Torch 1.6.0 RuntimeError: probability tensor contains either `inf`, `nan` or element < 0, But good with Torch 1.1.0

Shizhe_Cai · August 30, 2020, 10:14am

I’m runing this piece of code:

    def forward(self, inputs, core_state=()):
        x = inputs["frame"]
        # time x batch x 64 x 64 x 3
        T, B, *_ = x.shape

        # merge time and batch
        # [T*B x 64 x 64 x 3]
        x = torch.flatten(x, 0, 1)

        x = x.float()

        # [T*B x 3 x 64 x 64]
        x = x.transpose(1, 3)

        # x = checkpoint_sequential(self.feat_extract, 2, x)
        x = self.feat_extract(x)
        x = x.view(T*B, -1)

        # core_input = checkpoint_sequential(self.fc, 2, x)
        core_input = self.fc(x)

        core_output = core_input
        core_state = tuple()

        policy_logits = self.policy(core_output)
        baseline = self.baseline(core_output)
        if self.training:
            action = torch.multinomial(F.softmax(policy_logits, dim=1), num_samples=1)
        else:
            action = torch.argmax(policy_logits, dim=1)

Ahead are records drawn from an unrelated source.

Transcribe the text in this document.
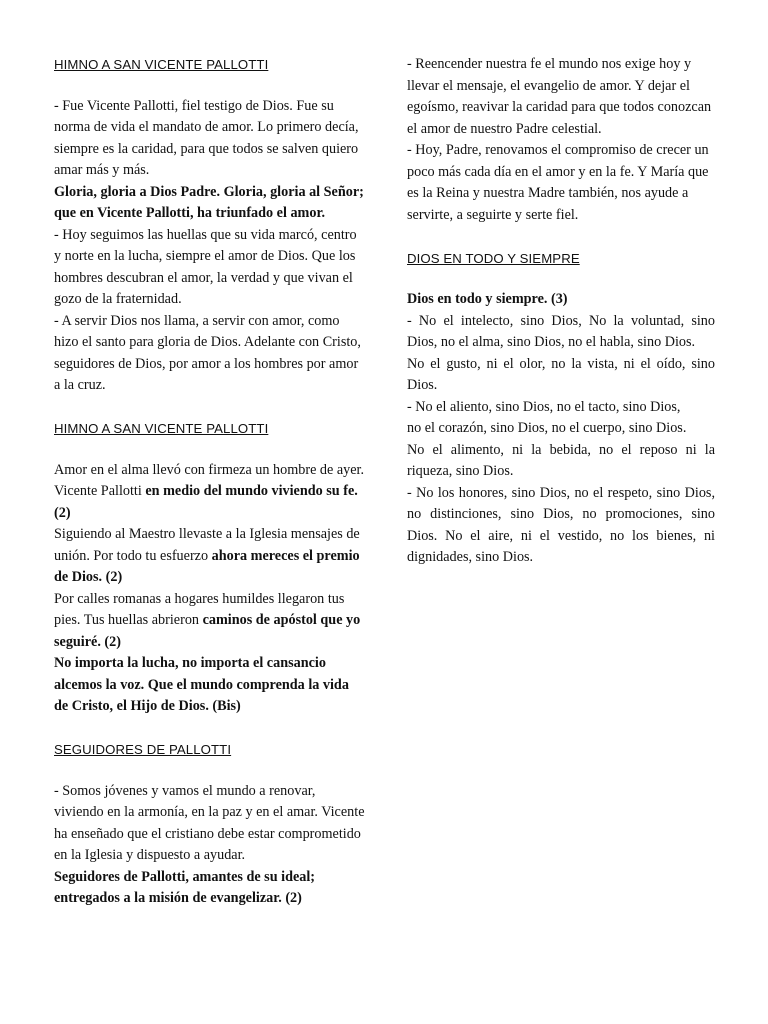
HIMNO A SAN VICENTE PALLOTTI

- Fue Vicente Pallotti, fiel testigo de Dios. Fue su norma de vida el mandato de amor. Lo primero decía, siempre es la caridad, para que todos se salven quiero amar más y más.

Gloria, gloria a Dios Padre. Gloria, gloria al Señor; que en Vicente Pallotti, ha triunfado el amor.

- Hoy seguimos las huellas que su vida marcó, centro y norte en la lucha, siempre el amor de Dios. Que los hombres descubran el amor, la verdad y que vivan el gozo de la fraternidad.

- A servir Dios nos llama, a servir con amor, como hizo el santo para gloria de Dios. Adelante con Cristo, seguidores de Dios, por amor a los hombres por amor a la cruz.

HIMNO A SAN VICENTE PALLOTTI

Amor en el alma llevó con firmeza un hombre de ayer. Vicente Pallotti en medio del mundo viviendo su fe. (2)

Siguiendo al Maestro llevaste a la Iglesia mensajes de unión. Por todo tu esfuerzo ahora mereces el premio de Dios. (2)

Por calles romanas a hogares humildes llegaron tus pies. Tus huellas abrieron caminos de apóstol que yo seguiré. (2)

No importa la lucha, no importa el cansancio alcemos la voz. Que el mundo comprenda la vida de Cristo, el Hijo de Dios. (Bis)

SEGUIDORES DE PALLOTTI

- Somos jóvenes y vamos el mundo a renovar, viviendo en la armonía, en la paz y en el amar. Vicente ha enseñado que el cristiano debe estar comprometido en la Iglesia y dispuesto a ayudar.

Seguidores de Pallotti, amantes de su ideal; entregados a la misión de evangelizar. (2)

- Reencender nuestra fe el mundo nos exige hoy y llevar el mensaje, el evangelio de amor. Y dejar el egoísmo, reavivar la caridad para que todos conozcan el amor de nuestro Padre celestial.

- Hoy, Padre, renovamos el compromiso de crecer un poco más cada día en el amor y en la fe. Y María que es la Reina y nuestra Madre también, nos ayude a servirte, a seguirte y serte fiel.

DIOS EN TODO Y SIEMPRE

Dios en todo y siempre. (3)

- No el intelecto, sino Dios, No la voluntad, sino Dios, no el alma, sino Dios, no el habla, sino Dios.

No el gusto, ni el olor, no la vista, ni el oído, sino Dios.

- No el aliento, sino Dios, no el tacto, sino Dios,

no el corazón, sino Dios, no el cuerpo, sino Dios.

No el alimento, ni la bebida, no el reposo ni la riqueza, sino Dios.

- No los honores, sino Dios, no el respeto, sino Dios, no distinciones, sino Dios, no promociones, sino Dios. No el aire, ni el vestido, no los bienes, ni dignidades, sino Dios.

        policy_logits = policy_logits.view(T, B, self.num_actions)
        baseline = baseline.view(T, B)
        action = action.view(T, B)

        return dict(policy_logits=policy_logits, baseline=baseline,
                    action=action), core_state

And got this error:

Traceback (most recent call last):
File "/usr/local/easybuild-2019/easybuild/software/compiler/gcccore/8.3.0/python/3.7.4/lib/python3$
self.run()
File "/usr/local/easybuild-2019/easybuild/software/compiler/gcccore/8.3.0/python/3.7.4/lib/python3$
self._target(*self._args, **self._kwargs)
File “/data/gpfs/projects/punim1126/CL-RIDE-master-project/src/utils.py”, line 335, in act
raise e
File “/data/gpfs/projects/punim1126/CL-RIDE-master-project/src/utils.py”, line 287, in act
agent_output, agent_state = model(env_output, agent_state)
File “/home/shizhec/.local/lib/python3.7/site-packages/torch/nn/modules/module.py”, line 722, in _$
result = self.forward(*input, **kwargs)
File “/data/gpfs/projects/punim1126/CL-RIDE-master-project/src/models.py”, line 675, in forward
action = torch.multinomial(F.softmax(policy_logits, dim=1), num_samples=1)
RuntimeError: probability tensor contains either inf, nan or element < 0

I’m using torch 1.6.0, however, when I use torch 1.1.0, I don’t get any error anymore, and I could train the model correctly. Anyone know why this is happening?

iffiX · August 30, 2020, 2:29pm

Output of policy_logits?

Shizhe_Cai · August 30, 2020, 2:58pm

#one output before error:
tensor([[ 4.0024, -22.5107, 8.6548, -26.3529, 199.5710, -23.9216, -40.0046,
3.1537, -19.8343, -39.2633, 34.4721, -7.2311, -56.9415, -5.0400,
15.7165]])
#where the error occur:
tensor([[nan, nan, nan, nan, nan, nan, nan, nan, nan, nan, nan, nan, nan, nan, nan]])

Shizhe_Cai · August 30, 2020, 3:10pm

for torch==1.1.0:
I never got those nan tensors, all process works fine. This is strange.

iffiX · August 31, 2020, 2:03am

You code seems OK, something might have changed between these two versions, so you can either:

Modify you framework, then track and find the origin of the first NaN value
Switch back to 1.1.0, for now.

I would recommend you use the second solution, according to your complex situation presented in the previous question.

iffiX · August 31, 2020, 2:05am

NaN could really happen at anywhere, mainly:

division by 0
something involving the annoying log/exp calculation, like log probability, I have just located a Nan problem myself this morning. Eg:

   a=Normal(1, 1e-23)
   a.log_prob(a.sample()) -> NaN because sigma is too small.

Aayush_Shah · September 28, 2023, 9:57am

Have you tried increasing the temperature?

Well try increasing the temperature value. I had very low temperature value along with other parameters such as top_k and top_p which made the next token distribution too steep and as the beam search’s logic, you will need to have multiple tokens available, and in the low temperature case I couldn’t have (because we know how temperature works, right?)

So I increased the temperature and it worked.

Try increasing the temp value and it should just work, if there are no other complexity involved.